Human ACE2 established 4 hydrophobic interactions, 19 hydrogen bonds, three ionic interactions, two aromatic-aromatic and one aromatic-sulfur interaction with the RBD of the SARS-CoV-2 S protein (Figure 3A, Supplementary Table 1). The most important interactions observed were between Asp³⁰, Glu³⁷, Lys³⁵³, and Asp³⁸ of human ACE2 and residues Lys⁴¹⁷, Tyr⁵⁰⁵, Asn⁵⁰¹ and Tyr⁴⁴⁹ of viral RBD, with interaction energies of -10.93, -9.36, -7.99 and -7.07 kcal.mol^-1, respectively (Figure 3A, Supplementary Table 2). Human ACE2-viral RBD interactions were used as a control for the comparative analysis of animal ACE2-SARS-CoV-2 RBD interactions. The interactions of residues between the other ACE2 animals with SARS-CoV-2 RBD and the human ACE2 with SARS-CoV-2 RBD varied significantly. In Figure 3, the main ACE2 residues involved in the interaction with Spike are highlighted in red, and all residues' interaction energy are presented in the Supplementary Tables.

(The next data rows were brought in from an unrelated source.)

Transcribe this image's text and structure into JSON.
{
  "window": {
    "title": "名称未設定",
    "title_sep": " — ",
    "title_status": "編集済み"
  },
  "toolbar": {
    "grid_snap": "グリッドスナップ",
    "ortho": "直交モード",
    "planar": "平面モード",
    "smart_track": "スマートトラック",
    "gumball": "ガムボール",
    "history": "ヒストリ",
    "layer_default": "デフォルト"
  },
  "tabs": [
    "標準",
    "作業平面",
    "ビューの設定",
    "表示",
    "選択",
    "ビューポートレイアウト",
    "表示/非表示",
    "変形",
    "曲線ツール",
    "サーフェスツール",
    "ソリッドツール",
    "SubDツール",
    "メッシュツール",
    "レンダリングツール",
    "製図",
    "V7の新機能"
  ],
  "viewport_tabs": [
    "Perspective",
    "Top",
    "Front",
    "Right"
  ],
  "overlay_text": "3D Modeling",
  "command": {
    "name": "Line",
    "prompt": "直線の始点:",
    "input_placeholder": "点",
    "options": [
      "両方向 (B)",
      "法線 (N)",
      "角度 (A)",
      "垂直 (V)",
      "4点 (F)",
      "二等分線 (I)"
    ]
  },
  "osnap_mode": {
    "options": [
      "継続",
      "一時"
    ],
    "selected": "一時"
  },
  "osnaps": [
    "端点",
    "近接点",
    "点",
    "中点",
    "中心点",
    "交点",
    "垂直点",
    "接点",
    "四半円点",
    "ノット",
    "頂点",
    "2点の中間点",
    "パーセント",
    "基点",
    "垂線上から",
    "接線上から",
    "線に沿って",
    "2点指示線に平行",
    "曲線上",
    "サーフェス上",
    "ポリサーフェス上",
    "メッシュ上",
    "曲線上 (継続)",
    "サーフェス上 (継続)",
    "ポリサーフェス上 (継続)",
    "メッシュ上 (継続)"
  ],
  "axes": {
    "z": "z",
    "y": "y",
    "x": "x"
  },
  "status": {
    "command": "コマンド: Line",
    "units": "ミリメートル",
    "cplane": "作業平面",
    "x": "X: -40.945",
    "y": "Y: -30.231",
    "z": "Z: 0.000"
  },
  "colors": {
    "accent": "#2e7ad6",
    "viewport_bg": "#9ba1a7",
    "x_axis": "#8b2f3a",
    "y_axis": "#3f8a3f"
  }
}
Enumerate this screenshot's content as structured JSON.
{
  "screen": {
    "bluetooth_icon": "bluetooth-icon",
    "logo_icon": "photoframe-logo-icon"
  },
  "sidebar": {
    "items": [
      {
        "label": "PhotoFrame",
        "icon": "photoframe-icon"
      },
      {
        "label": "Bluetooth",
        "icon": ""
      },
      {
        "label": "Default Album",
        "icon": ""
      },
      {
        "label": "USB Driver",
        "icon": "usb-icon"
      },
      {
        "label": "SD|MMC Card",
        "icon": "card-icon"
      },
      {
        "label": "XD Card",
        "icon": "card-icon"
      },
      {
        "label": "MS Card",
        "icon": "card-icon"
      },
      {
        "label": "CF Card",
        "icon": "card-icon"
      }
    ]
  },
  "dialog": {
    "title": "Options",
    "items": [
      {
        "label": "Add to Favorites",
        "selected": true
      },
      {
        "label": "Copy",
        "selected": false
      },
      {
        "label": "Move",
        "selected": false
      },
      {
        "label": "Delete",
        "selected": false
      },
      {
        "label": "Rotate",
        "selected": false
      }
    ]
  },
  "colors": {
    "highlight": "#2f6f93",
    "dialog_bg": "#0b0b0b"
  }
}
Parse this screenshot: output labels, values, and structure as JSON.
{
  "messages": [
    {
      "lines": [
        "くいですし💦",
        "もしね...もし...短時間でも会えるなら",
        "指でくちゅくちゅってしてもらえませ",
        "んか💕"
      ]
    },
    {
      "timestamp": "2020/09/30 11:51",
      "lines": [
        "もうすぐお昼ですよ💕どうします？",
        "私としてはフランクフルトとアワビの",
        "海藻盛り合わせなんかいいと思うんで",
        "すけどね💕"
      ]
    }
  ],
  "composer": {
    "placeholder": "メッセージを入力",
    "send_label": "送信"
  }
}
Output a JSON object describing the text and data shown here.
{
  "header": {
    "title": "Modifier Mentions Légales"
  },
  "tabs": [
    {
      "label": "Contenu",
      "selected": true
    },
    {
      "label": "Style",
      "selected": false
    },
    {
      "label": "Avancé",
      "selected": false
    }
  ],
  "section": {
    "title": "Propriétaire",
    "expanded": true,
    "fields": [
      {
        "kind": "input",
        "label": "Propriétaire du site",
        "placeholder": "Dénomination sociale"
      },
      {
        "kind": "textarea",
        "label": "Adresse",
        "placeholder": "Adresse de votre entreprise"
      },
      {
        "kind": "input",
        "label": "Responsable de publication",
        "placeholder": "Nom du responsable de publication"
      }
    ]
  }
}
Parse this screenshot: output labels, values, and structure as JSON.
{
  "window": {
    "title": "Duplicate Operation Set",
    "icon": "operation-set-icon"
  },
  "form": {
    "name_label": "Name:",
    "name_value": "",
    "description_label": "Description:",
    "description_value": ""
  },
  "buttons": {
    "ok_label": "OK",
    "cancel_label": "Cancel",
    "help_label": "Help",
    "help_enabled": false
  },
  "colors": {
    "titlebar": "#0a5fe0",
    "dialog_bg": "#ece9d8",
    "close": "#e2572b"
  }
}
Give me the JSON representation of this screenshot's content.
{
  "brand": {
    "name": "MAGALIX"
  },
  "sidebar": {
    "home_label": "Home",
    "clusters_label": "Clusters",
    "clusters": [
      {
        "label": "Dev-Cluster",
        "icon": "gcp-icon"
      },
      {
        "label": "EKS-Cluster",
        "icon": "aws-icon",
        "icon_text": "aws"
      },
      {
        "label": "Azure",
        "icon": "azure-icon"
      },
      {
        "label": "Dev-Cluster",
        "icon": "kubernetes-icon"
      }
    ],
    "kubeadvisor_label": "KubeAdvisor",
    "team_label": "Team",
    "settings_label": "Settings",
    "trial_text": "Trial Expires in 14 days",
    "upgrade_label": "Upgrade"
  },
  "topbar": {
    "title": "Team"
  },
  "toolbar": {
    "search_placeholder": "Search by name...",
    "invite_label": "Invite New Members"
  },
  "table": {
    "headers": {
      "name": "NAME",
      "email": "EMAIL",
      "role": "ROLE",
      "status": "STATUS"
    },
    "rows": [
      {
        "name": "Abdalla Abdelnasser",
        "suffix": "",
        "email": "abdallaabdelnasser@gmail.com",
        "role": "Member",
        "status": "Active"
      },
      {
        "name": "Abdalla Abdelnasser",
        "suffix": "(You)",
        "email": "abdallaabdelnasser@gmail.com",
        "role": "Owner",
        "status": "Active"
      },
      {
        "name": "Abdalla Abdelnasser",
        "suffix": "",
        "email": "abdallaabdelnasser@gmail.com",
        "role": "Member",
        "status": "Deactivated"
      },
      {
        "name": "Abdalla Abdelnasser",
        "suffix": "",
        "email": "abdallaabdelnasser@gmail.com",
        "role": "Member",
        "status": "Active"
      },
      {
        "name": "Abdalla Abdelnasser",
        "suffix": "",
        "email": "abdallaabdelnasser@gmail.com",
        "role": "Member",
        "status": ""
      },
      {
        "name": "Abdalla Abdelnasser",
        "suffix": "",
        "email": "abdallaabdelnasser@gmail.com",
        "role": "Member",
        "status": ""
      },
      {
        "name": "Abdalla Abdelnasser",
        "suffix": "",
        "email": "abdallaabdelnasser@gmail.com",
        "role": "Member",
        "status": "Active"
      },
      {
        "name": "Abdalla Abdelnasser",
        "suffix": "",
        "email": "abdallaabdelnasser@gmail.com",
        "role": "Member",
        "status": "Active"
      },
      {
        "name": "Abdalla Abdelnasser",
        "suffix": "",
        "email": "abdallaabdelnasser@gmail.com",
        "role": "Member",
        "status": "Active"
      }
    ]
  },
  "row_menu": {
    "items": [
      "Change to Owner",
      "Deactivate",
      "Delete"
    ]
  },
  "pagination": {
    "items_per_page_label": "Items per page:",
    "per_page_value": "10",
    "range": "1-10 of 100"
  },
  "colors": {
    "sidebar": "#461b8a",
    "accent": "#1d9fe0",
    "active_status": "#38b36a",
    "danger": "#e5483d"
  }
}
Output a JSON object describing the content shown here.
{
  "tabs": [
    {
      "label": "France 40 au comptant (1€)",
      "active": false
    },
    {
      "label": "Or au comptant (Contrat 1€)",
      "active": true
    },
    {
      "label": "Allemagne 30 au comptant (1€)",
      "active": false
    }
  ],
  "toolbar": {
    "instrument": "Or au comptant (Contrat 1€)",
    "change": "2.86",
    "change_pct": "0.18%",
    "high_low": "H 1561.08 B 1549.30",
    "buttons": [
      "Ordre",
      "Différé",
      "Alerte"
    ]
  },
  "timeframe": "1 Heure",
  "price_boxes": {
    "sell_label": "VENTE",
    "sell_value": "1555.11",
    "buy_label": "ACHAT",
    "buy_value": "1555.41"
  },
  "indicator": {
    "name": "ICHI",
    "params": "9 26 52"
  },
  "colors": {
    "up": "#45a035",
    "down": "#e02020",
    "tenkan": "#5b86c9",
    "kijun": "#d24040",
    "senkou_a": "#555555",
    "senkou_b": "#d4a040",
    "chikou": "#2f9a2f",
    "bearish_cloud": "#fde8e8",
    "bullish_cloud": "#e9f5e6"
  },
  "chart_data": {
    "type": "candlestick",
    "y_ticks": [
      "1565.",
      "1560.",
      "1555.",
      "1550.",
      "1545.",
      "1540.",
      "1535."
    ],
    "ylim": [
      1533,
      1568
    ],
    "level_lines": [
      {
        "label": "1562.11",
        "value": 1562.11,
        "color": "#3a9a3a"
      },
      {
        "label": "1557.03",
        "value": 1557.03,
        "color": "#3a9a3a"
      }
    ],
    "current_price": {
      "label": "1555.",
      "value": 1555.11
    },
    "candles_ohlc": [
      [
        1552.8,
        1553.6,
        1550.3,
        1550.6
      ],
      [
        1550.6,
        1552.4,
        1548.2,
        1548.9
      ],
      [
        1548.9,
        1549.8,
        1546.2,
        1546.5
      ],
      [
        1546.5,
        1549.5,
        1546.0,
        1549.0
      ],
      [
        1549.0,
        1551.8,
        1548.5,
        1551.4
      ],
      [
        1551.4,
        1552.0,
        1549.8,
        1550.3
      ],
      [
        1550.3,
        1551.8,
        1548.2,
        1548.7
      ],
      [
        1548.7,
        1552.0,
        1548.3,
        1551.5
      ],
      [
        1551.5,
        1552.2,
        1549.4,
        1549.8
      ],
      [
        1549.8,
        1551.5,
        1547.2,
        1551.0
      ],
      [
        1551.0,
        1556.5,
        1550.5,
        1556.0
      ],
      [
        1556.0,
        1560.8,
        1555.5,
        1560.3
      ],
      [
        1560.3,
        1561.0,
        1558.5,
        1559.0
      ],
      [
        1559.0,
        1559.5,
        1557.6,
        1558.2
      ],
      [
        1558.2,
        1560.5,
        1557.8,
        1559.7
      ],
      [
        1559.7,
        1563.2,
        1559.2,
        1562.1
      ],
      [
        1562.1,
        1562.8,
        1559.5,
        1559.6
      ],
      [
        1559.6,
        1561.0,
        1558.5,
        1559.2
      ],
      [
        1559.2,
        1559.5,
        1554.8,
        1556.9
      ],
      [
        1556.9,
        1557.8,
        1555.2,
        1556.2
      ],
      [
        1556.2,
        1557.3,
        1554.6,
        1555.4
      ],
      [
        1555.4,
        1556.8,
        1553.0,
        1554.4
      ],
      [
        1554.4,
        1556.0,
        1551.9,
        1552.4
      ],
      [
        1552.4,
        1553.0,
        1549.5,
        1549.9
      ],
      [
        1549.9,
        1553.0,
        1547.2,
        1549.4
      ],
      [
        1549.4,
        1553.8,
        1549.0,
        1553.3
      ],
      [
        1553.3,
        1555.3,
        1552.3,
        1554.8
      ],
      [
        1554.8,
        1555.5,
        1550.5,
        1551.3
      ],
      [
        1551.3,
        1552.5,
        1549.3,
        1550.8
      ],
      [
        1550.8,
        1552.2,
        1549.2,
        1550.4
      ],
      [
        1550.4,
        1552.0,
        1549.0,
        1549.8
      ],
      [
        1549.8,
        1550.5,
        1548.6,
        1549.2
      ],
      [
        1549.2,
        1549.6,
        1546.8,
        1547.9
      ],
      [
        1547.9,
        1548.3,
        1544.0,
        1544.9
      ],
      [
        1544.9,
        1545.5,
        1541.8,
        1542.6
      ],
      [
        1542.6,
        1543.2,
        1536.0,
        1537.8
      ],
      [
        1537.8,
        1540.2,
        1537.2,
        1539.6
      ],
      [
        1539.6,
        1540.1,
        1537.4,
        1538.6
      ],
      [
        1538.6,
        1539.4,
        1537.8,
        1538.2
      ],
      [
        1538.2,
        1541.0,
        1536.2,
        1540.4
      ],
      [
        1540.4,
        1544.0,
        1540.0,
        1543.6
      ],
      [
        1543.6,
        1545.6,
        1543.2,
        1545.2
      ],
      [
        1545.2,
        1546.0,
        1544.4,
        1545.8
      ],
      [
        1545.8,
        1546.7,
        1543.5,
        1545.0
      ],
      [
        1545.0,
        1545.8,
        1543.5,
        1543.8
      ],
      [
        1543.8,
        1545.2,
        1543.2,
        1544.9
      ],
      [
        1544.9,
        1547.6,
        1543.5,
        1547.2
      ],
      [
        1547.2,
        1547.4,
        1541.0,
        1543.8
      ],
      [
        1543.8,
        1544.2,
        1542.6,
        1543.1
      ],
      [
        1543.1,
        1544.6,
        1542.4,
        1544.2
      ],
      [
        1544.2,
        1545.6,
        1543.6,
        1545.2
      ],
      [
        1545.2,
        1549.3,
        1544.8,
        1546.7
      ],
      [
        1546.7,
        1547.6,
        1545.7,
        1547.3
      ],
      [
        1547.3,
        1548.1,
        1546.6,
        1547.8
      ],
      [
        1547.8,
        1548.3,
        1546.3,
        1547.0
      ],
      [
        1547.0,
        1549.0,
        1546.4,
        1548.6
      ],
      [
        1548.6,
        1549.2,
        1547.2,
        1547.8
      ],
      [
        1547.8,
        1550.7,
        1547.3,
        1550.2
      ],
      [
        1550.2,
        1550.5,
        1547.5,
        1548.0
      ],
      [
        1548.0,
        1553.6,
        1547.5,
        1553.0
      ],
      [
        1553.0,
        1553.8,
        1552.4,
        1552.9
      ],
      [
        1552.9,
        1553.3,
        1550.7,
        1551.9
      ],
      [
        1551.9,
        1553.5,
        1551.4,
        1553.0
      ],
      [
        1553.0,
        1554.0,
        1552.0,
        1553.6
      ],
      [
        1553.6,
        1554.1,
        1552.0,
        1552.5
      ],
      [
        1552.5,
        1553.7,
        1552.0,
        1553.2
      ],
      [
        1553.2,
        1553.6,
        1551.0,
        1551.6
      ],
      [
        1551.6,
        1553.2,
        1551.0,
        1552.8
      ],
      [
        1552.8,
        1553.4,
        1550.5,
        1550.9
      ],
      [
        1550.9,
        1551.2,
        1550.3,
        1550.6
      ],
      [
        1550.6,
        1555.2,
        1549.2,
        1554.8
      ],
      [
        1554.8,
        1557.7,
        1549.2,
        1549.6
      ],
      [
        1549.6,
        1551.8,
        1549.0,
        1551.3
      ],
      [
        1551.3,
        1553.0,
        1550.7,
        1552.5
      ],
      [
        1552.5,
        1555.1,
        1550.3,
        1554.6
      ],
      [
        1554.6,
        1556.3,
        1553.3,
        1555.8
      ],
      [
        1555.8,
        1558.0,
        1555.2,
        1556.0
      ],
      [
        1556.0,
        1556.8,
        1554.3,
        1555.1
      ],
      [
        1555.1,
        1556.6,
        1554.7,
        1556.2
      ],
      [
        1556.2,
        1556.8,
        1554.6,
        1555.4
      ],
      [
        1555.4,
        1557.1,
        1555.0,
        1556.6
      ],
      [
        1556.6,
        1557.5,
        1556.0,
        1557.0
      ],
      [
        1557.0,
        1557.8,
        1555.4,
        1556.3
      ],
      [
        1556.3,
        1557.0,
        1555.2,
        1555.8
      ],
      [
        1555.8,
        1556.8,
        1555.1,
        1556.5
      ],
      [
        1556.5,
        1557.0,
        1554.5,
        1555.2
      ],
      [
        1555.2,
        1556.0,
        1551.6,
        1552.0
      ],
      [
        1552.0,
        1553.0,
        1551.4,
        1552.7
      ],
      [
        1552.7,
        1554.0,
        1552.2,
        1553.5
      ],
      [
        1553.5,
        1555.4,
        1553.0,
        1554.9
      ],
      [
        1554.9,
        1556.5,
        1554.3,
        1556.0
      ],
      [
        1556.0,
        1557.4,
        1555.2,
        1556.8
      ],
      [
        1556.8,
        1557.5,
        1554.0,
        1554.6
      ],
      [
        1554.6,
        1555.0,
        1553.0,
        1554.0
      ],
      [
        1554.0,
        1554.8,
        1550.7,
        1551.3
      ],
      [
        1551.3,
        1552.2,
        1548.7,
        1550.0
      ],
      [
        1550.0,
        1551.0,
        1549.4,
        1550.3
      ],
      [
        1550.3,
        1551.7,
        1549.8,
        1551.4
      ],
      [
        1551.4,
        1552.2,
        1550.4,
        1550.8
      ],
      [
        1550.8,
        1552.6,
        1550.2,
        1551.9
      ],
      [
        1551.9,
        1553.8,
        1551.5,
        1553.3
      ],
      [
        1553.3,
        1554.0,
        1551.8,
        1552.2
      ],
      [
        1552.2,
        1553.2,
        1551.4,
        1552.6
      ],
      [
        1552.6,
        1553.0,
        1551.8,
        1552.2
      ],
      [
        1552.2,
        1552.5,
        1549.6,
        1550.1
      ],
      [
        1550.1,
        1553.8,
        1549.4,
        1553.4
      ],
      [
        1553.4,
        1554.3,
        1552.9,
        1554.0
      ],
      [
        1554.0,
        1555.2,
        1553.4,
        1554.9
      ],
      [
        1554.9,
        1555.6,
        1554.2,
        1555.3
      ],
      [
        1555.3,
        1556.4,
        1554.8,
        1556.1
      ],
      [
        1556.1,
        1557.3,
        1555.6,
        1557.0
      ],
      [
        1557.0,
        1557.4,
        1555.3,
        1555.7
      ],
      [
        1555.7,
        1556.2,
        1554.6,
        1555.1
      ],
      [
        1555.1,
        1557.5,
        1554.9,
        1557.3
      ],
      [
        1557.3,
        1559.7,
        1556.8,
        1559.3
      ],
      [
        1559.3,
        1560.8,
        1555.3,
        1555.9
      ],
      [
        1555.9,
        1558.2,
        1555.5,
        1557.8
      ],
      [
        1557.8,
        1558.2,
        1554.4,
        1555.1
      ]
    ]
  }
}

Global energy of interactions between ACE2 of different animal species & SARS-CoV-2 RBD

The greatest variations in the interaction energies between animal ACE2 and SARS-CoV-2 protein S RBD were observed at a distance of up to 6 Å, with an energy convergence indicating that amino acid residues with a distance greater than 8 Å will contribute less to the interaction energy. The values of the total energy of interaction between animal ACE2 and viral RBD were -186.26, -182.58, -175.07, -172.85, -171.00, -163.84, -161.23, -160.82, -154.71, -150.11, -149.56 and -143.19 kcal.mol^-1 for S. apella, R. sinicus, G. gorilla gorilla, C. lanigera, A. nancymaae, P. paniscus, N. vison, S. bilineata, H. sapiens, M. nemestrina, N. meleagris and E. allecto, respectively (Figure 4).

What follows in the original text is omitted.